As contemplated by the Local Rules, the parties are informed that they may, if all consent, have this case tried by a United States Magistrate Judge while preserving their right to appeal to the Circuit Court of Appeals. An appropriate form for consent to trial by a magistrate judge is attached. Any party choosing to consent may complete the form and return it to the clerk of this court. Neither the magistrate judge nor the district judge handling the case will be notified of the filing of a consent form unless all parties to the action have consented.

Accordingly, IT IS HEREBY ORDERED that:

1. The Clerk of the Court is directed to issue and send counsel for plaintiffs two summonses, for defendants Sisto and Traquina. The Clerk shall also send plaintiffs a copy of the form "Consent to Proceed Before United States Magistrate Judge" with this order.

2. Plaintiffs shall complete service of process on the defendants within 120 days from the date of this order. Plaintiffs shall serve a copy of this order and a copy of the form "Consent to Proceed Before United States Magistrate Judge" on each defendant at the time the summons and complaint are served.

3. Defendants shall respond to the complaint within the time provided by the applicable provisions of Fed. R. Civ. P. 12(a).

4. A Status (Pretrial Scheduling) Conference is set for April 13, 2011, at 10:00 a.m. in courtroom # 26 before the undersigned.

5. The parties shall submit to the court and serve by mail on all other parties, no later than seven days before the Status (Pretrial Scheduling) Conference, a status report addressing the following matters:

a. Service of process;

b. Possible joinder of additional parties;

c. Any expected or desired amendment of the pleadings;

d. Jurisdiction and venue;

e. Anticipated motions and the scheduling thereof;

f. The proposed discovery plan developed pursuant to Federal Rule of Civil Procedure 26(f);

g. The potential for settlement and specific recommendations regarding settlement procedures and timing, including whether a settlement conference should be scheduled and if so when, whether referral to the court's Alternative Dispute Resolution (ADR) Program Coordinator Sujean Park (see Local Rule 271) is appropriate in this case, and whether the counsel will stipulate to the magistrate judge assigned to this matter acting as settlement judge and waiving any disqualifications by virtue of her so acting, or whether they prefer to have a Settlement Conference before another judge;

h. Future proceedings, including setting appropriate cutoff dates for discovery and law and motion and the scheduling of a pretrial conference and trial;

i Modification of standard pretrial procedures specified by the rules due to the relative simplicity or complexity of the action or proceedings;

j. Whether the case is related to any other case, including matters in bankruptcy; and

k. Any other matters that may add to the just and expeditious disposition of this matter.

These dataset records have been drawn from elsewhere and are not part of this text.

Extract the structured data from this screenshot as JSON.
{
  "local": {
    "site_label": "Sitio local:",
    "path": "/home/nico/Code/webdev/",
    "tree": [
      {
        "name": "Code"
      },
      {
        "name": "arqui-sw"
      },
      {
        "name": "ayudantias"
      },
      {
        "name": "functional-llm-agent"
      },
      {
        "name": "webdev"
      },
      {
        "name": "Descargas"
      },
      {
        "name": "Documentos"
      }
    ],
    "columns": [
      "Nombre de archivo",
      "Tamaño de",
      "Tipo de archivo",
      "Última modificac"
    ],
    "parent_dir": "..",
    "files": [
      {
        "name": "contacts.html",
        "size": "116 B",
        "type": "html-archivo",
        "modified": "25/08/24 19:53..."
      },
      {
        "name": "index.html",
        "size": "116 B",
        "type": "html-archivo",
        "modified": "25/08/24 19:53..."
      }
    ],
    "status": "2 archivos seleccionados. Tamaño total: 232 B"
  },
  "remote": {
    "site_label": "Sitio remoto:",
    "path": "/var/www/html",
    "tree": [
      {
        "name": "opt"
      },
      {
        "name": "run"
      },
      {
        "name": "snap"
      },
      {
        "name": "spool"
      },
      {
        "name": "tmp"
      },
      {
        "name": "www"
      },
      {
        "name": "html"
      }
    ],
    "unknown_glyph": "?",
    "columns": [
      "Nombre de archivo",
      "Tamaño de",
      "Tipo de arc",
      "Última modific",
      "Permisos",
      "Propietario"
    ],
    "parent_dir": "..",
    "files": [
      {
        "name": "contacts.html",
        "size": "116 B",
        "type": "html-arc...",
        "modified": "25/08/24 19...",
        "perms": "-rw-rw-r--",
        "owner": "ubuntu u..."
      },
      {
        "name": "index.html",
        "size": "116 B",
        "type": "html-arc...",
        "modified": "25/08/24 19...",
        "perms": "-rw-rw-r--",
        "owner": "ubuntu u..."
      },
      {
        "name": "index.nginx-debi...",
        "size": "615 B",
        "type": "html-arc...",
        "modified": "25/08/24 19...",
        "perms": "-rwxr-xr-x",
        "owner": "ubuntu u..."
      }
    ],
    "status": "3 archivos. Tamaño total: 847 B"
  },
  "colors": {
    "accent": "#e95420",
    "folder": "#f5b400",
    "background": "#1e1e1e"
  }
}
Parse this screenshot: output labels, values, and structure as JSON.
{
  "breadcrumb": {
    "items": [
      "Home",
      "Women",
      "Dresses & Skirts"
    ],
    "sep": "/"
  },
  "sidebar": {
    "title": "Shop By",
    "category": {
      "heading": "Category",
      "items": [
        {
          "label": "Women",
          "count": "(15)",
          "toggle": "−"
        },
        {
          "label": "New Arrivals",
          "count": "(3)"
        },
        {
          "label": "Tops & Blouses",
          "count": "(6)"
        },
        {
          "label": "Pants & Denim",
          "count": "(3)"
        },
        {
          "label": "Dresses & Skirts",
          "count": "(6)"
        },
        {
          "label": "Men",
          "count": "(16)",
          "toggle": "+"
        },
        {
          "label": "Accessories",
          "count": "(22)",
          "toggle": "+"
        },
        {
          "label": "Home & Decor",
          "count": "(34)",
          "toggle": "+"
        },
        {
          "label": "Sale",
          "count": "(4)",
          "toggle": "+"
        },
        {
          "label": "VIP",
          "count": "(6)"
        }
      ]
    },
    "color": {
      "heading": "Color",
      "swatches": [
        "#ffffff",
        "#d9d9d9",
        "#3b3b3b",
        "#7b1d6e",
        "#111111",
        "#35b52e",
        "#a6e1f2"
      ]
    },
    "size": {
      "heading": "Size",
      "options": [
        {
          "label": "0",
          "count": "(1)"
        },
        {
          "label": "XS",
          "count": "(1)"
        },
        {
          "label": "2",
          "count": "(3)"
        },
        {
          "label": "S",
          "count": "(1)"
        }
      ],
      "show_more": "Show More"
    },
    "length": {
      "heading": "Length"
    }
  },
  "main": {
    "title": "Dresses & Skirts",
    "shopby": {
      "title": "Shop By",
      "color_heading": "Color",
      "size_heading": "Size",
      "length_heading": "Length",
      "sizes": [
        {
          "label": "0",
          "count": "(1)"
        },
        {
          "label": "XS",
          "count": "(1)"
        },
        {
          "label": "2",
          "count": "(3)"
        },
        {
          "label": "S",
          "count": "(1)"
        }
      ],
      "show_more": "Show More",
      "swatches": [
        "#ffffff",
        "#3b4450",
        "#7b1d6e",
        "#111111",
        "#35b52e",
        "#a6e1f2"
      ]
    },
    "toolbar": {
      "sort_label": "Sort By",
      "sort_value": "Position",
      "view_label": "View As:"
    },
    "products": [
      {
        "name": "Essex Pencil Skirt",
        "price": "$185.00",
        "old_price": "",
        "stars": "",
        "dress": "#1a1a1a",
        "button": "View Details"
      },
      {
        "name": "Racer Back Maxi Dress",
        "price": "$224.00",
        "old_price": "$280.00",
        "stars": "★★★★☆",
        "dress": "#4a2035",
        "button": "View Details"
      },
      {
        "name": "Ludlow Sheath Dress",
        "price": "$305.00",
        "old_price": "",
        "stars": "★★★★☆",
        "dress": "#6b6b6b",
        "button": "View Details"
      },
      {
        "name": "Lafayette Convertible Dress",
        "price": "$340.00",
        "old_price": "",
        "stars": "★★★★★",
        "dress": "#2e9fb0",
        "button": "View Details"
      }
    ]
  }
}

6. Counsel are reminded of their continuing duty to notify chambers immediately of any settlement or other disposition (see Local Rule 160). In addition, the parties are cautioned that pursuant to Local Rule 230(c), opposition to the granting of a motion must be filed fourteen days preceding the noticed hearing date. The Rule further provides that "[n]o party will be entitled to be heard in opposition to a motion at oral arguments if written opposition to the motion has not been timely filed by that party." Moreover, Local Rule 230(j) provides that failure to appear may be deemed withdrawal of opposition to the motion or may result in sanctions. Finally, Local Rule 110 provides that failure to comply with the Local Rules "may be grounds for imposition by the Court of any and all sanctions authorized by statute or Rule or within the inherent power of the Court."